Kemudahan informasi yang penting tentang suatu bentuk hutan menambah wawasan baru dan merubah pola pikir masyarakat tentang hutan itu sendiri serta membantu dalam mempelajari dan menganalisa suatu bentuk hutan yang akan menjadi objek, yang perlu dilestarikan. Semua praktikum yang dilakukan  bermanfaat bagi pengelolaan hutan selanjutnya, karena dengan melakukan praktikum ini ,kita dapat mengetahui dasar- dasar ilmu silvikultur untuk dapat mengolah hutan.
Secara garis besar batasan silvikultur dengan mengutip pendapat Asosiasi Ahli kehutanan Amerika ( Nylan, 2002 ) sebagai berikut :
·         Seni untuk membangun dan memelihara tegakan hutan dengan landasan ilmiah untuk mengendalikan pemaparan tegakan, komposisi, dan pertumbuhan
·         Menggunakan berbagai perlakuan agar hutan menjadi lebih produktif, lebih bermanfaat bagi pengusahaan hutan. Bermanfaat tidak hanya bagi masyarakat keseluruhan serta Negara, baik generasi masa kini maupun generasi mendatang, secara lestari.
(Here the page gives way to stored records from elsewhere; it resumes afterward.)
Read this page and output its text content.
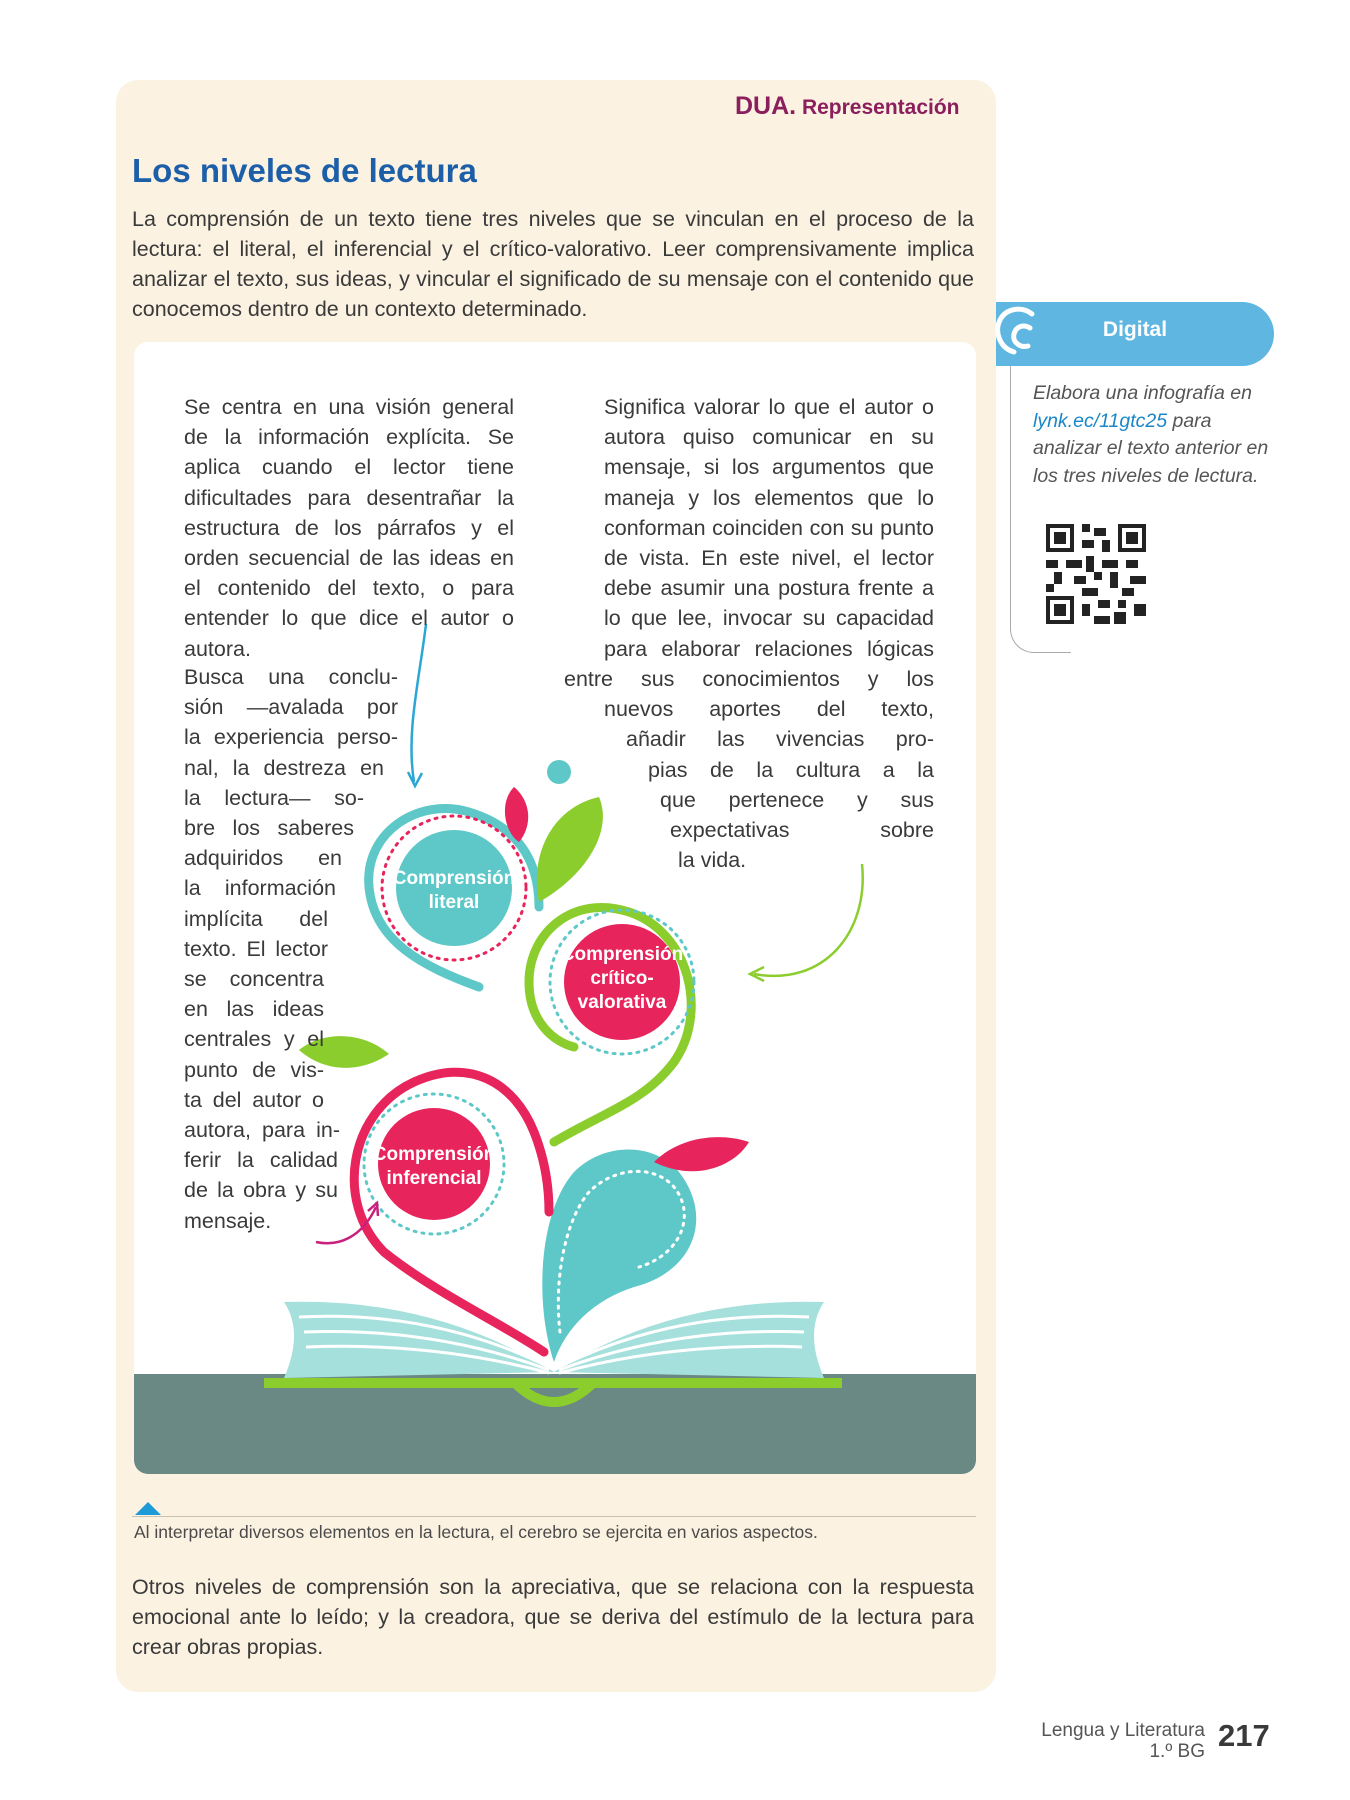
DUA. Representación
Los niveles de lectura

La comprensión de un texto tiene tres niveles que se vinculan en el proceso de la lectura: el literal, el inferencial y el crítico-valorativo. Leer comprensivamente implica analizar el texto, sus ideas, y vincular el significado de su mensaje con el contenido que conocemos dentro de un contexto determinado.

Comprensión
literal
Comprensión
crítico-
valorativa
Comprensión
inferencial

Se centra en una visión general de la información explícita. Se aplica cuando el lector tiene dificultades para desentrañar la estructura de los párrafos y el orden secuencial de las ideas en el contenido del texto, o para entender lo que dice el autor o autora.

Busca una conclu-
sión —avalada por
la experiencia perso-
nal, la destreza en
la lectura— so-
bre los saberes
adquiridos en
la información
implícita del
texto. El lector
se concentra
en las ideas
centrales y el
punto de vis-
ta del autor o
autora, para in-
ferir la calidad
de la obra y su
mensaje.

Significa valorar lo que el autor o autora quiso comunicar en su mensaje, si los argumentos que maneja y los elementos que lo conforman coinciden con su punto de vista. En este nivel, el lector debe asumir una postura frente a lo que lee, invocar su capacidad para elaborar relaciones lógicas

entre sus conocimientos y los
nuevos aportes del texto,
añadir las vivencias pro-
pias de la cultura a la
que pertenece y sus
expectativas sobre
la vida.
Al interpretar diversos elementos en la lectura, el cerebro se ejercita en varios aspectos.

Otros niveles de comprensión son la apreciativa, que se relaciona con la respuesta emocional ante lo leído; y la creadora, que se deriva del estímulo de la lectura para crear obras propias.

Digital
Elabora una infografía en lynk.ec/11gtc25 para analizar el texto anterior en los tres niveles de lectura.
Lengua y Literatura
1.º BG 217
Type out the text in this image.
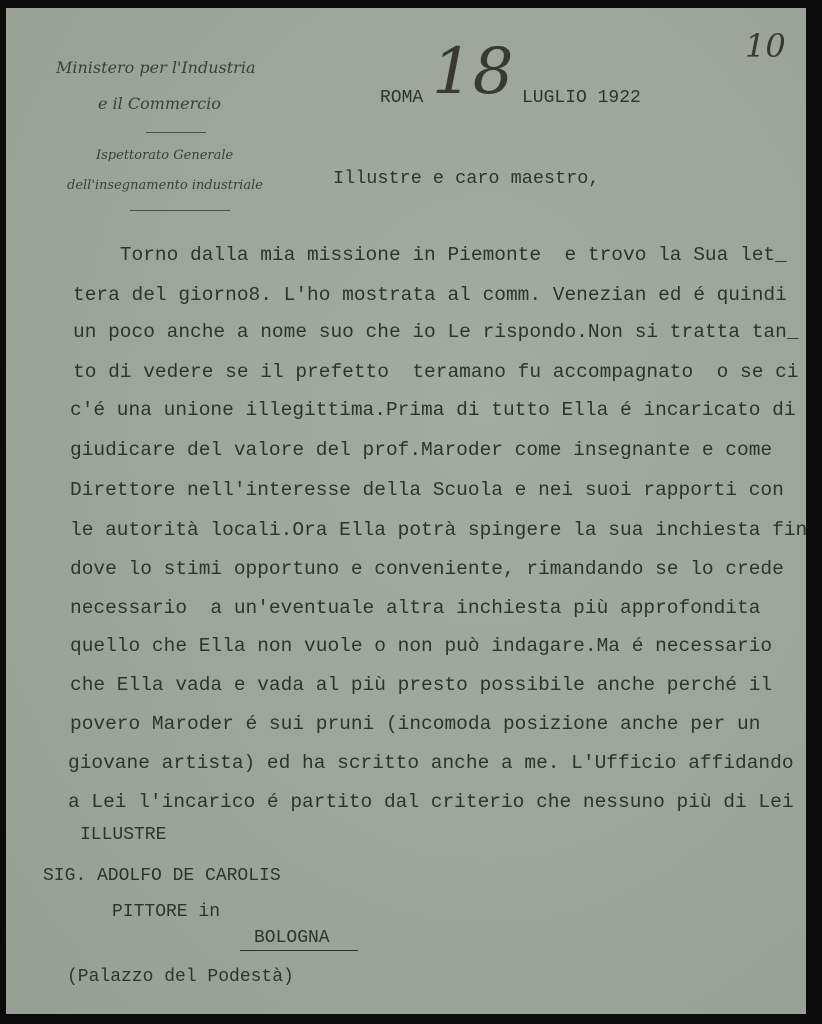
Ministero per l'Industria
e il Commercio
Ispettorato Generale
dell'insegnamento industriale
10
ROMA 18 LUGLIO 1922
Illustre e caro maestro,
Torno dalla mia missione in Piemonte  e trovo la Sua let_
tera del giorno8. L'ho mostrata al comm. Venezian ed é quindi
un poco anche a nome suo che io Le rispondo.Non si tratta tan_
to di vedere se il prefetto  teramano fu accompagnato  o se ci
c'é una unione illegittima.Prima di tutto Ella é incaricato di
giudicare del valore del prof.Maroder come insegnante e come
Direttore nell'interesse della Scuola e nei suoi rapporti con
le autorità locali.Ora Ella potrà spingere la sua inchiesta fin
dove lo stimi opportuno e conveniente, rimandando se lo crede
necessario  a un'eventuale altra inchiesta più approfondita
quello che Ella non vuole o non può indagare.Ma é necessario
che Ella vada e vada al più presto possibile anche perché il
povero Maroder é sui pruni (incomoda posizione anche per un
giovane artista) ed ha scritto anche a me. L'Ufficio affidando
a Lei l'incarico é partito dal criterio che nessuno più di Lei
ILLUSTRE
SIG. ADOLFO DE CAROLIS
PITTORE in
BOLOGNA
(Palazzo del Podestà)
·         Mengintregasikan konsep ekologi dan ekonomi pada perlakuan yang sangat tepat untuk memenuhi tujuan pengusahaan hutan.
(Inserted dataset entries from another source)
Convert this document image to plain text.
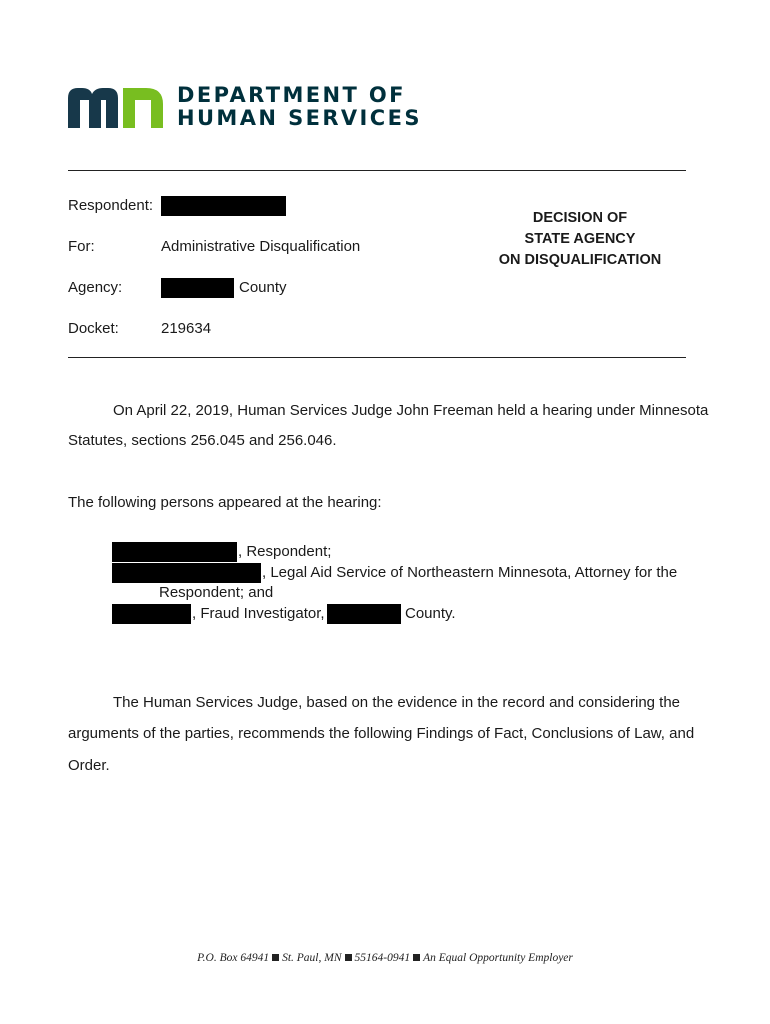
DEPARTMENT OF
HUMAN SERVICES
Respondent:
For:	Administrative Disqualification
Agency:	County
Docket:	219634
DECISION OF
STATE AGENCY
ON DISQUALIFICATION
On April 22, 2019, Human Services Judge John Freeman held a hearing under Minnesota
Statutes, sections 256.045 and 256.046.
The following persons appeared at the hearing:
, Respondent;
, Legal Aid Service of Northeastern Minnesota, Attorney for the
Respondent; and
, Fraud Investigator,	County.
The Human Services Judge, based on the evidence in the record and considering the
arguments of the parties, recommends the following Findings of Fact, Conclusions of Law, and
Order.
P.O. Box 64941 St. Paul, MN 55164-0941 An Equal Opportunity Employer
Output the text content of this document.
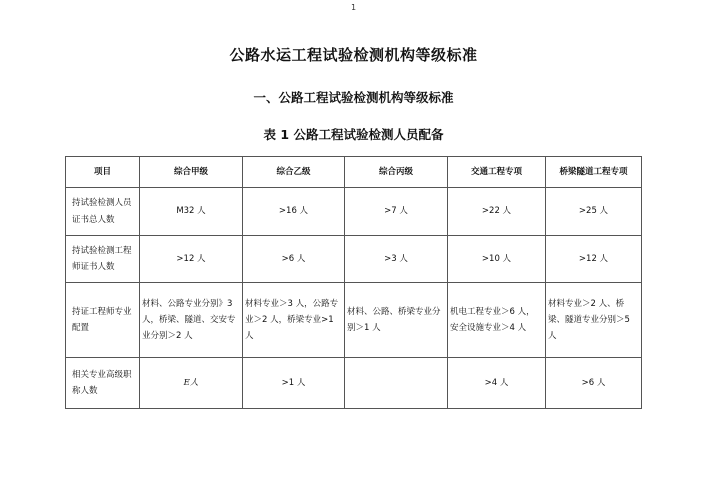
1
公路水运工程试验检测机构等级标准
一、公路工程试验检测机构等级标准
表 1 公路工程试验检测人员配备
项目	综合甲级	综合乙级	综合丙级	交通工程专项	桥梁隧道工程专项
持试验检测人员证书总人数	M32 人	>16 人	>7 人	>22 人	>25 人
持试验检测工程师证书人数	>12 人	>6 人	>3 人	>10 人	>12 人
持证工程师专业配置	材料、公路专业分别》3 人，桥梁、隧道、交安专业分别＞2 人	材料专业＞3 人，公路专业＞2 人，桥梁专业>1 人	材料、公路、桥梁专业分别＞1 人	机电工程专业＞6 人，安全设施专业＞4 人	材料专业＞2 人、桥梁、隧道专业分别＞5 人
相关专业高级职称人数	E人	>1 人		>4 人	>6 人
II.                TINJAUAN PUSTAKA

2.1  Pengertian Silvika

Ilmu silvika menurut “The Society of Amarican Foresters” dalam Manan (1976) dan Soekotjo (1977) adalah ilmu yang mempelajari sejarah hidup dan karakter jenis-jenis pohon hutan dan tegakan, dan kaitannya dengan faktor-faktor lingkungan. Oleh karena itu, Soerianegara & Indrawan (1998) menyatakan bahwa ilmu silvika mendekati autekologi, yaitu salah satu cabang ekologi. Lebih lanjut Odum (1998) menerangkan bahwa autekologi membahas pengkajian individu organisme atau spesies. Sejarah-sejarah hidup dan perilaku sebagai cara-cara penyesuaian diri terhadap lingkungan biasanya mendapat penekanan.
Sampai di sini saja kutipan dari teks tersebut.